United States v. Fernandez, 18 F.3d 874 (10th Cir. 1994)

The defendant was stopped on the interstate, because the trooper considered the tinted windows to be in violation of state law and for improper lane travel. The trooper examined the driver’s license and issued a citation. However, rather than allowing the defendant to proceed, the trooper held the identification and questioned the driver and then asked for consent to search the car. The search yielded 121 kilograms of cocaine. The Tenth Circuit concluded that there were insufficient facts to support the detention of the defendant beyond the time necessary to examine the license and issue the citation (i.e., nervousness and “unusual behavior”). The subsequent consent to search the vehicle was tainted by the unlawful detention. Among other factors considered in determining whether the consent was free and voluntary was the trooper’s failure to advise the defendant that he had the right to refuse. This case might not be decided the same after the Supreme Court decided Ohio v. Robinette, 519 U.S. 33 (1996).

United States v. Walker, 941 F.2d 1086, on rehearing from 933 F.2d 812 (10th Cir. 1991)

The defendant was stopped for speeding. The officer then began questioning the defendant about contraband. While holding the defendant’s license and registration in his hand, the officer then asked for permission to search the car. Though the defendant consented, the search was invalid. The continued detention of the defendant beyond the time necessary to issue the speeding ticket was not based on any articulable suspicion and the only issue for remand was whether the consent was invalid in light of the illegal detention.

United States v. Maez, 872 F.2d 1444 (10th Cir. 1989)

The defendant’s house was surrounded by SWAT team members all with drawn guns. With the use of loud speakers, the officers ordered the defendant to exit his home. Because the officers had neither an arrest warrant nor a search warrant, the arrest was illegal pursuant to Payton v. New York. The resulting searches which were undertaken with the consent of the defendants were tainted by the illegal arrest. Statements given by the defendants were also subject to suppression.

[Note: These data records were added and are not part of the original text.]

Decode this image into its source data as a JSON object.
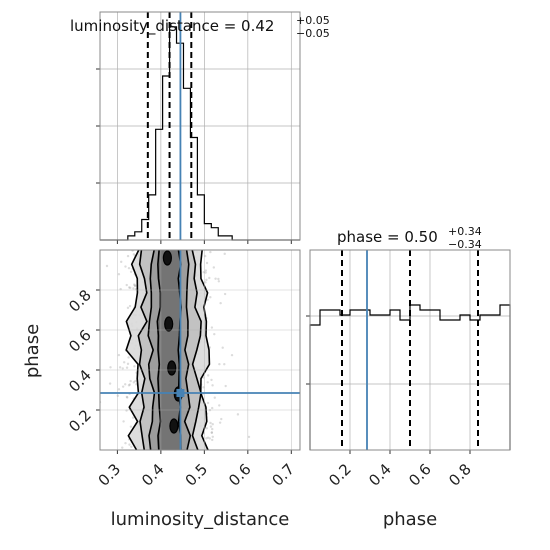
{
  "chart_data": {
    "type": "corner",
    "parameters": [
      "luminosity_distance",
      "phase"
    ],
    "truth": {
      "luminosity_distance": 0.445,
      "phase": 0.285
    },
    "panels": [
      {
        "id": "hist-luminosity-distance",
        "type": "histogram",
        "title_main": "luminosity_distance = 0.42",
        "title_sup": "+0.05",
        "title_sub": "−0.05",
        "xlim": [
          0.26,
          0.72
        ],
        "bins_x": [
          0.26,
          0.276,
          0.292,
          0.308,
          0.324,
          0.34,
          0.356,
          0.372,
          0.388,
          0.404,
          0.42,
          0.436,
          0.452,
          0.468,
          0.484,
          0.5,
          0.516,
          0.532,
          0.548,
          0.564,
          0.58,
          0.596,
          0.612,
          0.628,
          0.644,
          0.66,
          0.676,
          0.692,
          0.708,
          0.72
        ],
        "counts": [
          0,
          0,
          0,
          0,
          1,
          2,
          5,
          11,
          27,
          40,
          52,
          48,
          37,
          25,
          11,
          4,
          3,
          1,
          1,
          0,
          0,
          0,
          0,
          0,
          0,
          0,
          0,
          0,
          0
        ],
        "quantiles": [
          0.37,
          0.42,
          0.47
        ],
        "truth": 0.445,
        "x_ticks": [
          0.3,
          0.4,
          0.5,
          0.6,
          0.7
        ]
      },
      {
        "id": "hist-phase",
        "type": "histogram",
        "title_main": "phase = 0.50",
        "title_sup": "+0.34",
        "title_sub": "−0.34",
        "xlim": [
          0.0,
          1.0
        ],
        "bins_x": [
          0.0,
          0.05,
          0.1,
          0.15,
          0.2,
          0.25,
          0.3,
          0.35,
          0.4,
          0.45,
          0.5,
          0.55,
          0.6,
          0.65,
          0.7,
          0.75,
          0.8,
          0.85,
          0.9,
          0.95,
          1.0
        ],
        "counts": [
          25,
          28,
          28,
          27,
          28,
          28,
          27,
          27,
          28,
          26,
          29,
          28,
          28,
          26,
          26,
          27,
          26,
          27,
          27,
          29
        ],
        "quantiles": [
          0.16,
          0.5,
          0.84
        ],
        "truth": 0.285,
        "x_ticks": [
          0.2,
          0.4,
          0.6,
          0.8
        ],
        "x_tick_labels": [
          "0.2",
          "0.4",
          "0.6",
          "0.8"
        ]
      },
      {
        "id": "scatter-2d",
        "type": "2d-density",
        "x_param": "luminosity_distance",
        "y_param": "phase",
        "xlim": [
          0.26,
          0.72
        ],
        "ylim": [
          0.0,
          1.0
        ],
        "x_ticks": [
          0.3,
          0.4,
          0.5,
          0.6,
          0.7
        ],
        "x_tick_labels": [
          "0.3",
          "0.4",
          "0.5",
          "0.6",
          "0.7"
        ],
        "y_ticks": [
          0.2,
          0.4,
          0.6,
          0.8
        ],
        "y_tick_labels": [
          "0.2",
          "0.4",
          "0.6",
          "0.8"
        ],
        "truth": [
          0.445,
          0.285
        ]
      }
    ],
    "xlabel_left": "luminosity_distance",
    "xlabel_right": "phase",
    "ylabel": "phase",
    "grid": true,
    "colors": {
      "truth": "#4682b4",
      "line": "#000000",
      "grid": "#b0b0b0"
    }
  }
}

United States v. Tovar-Rico, 61 F.3d 1529 (11th Cir. 1995)

Several police officers entered defendant’s apartment with guns drawn and immediately engaged in a protective sweep search. The officers then approached the defendant, who was seated at the dining room table and asked for consent to search the house, advising her that if she refused, a search warrant would be obtained. The defendant’s subsequent consent to search was not voluntary.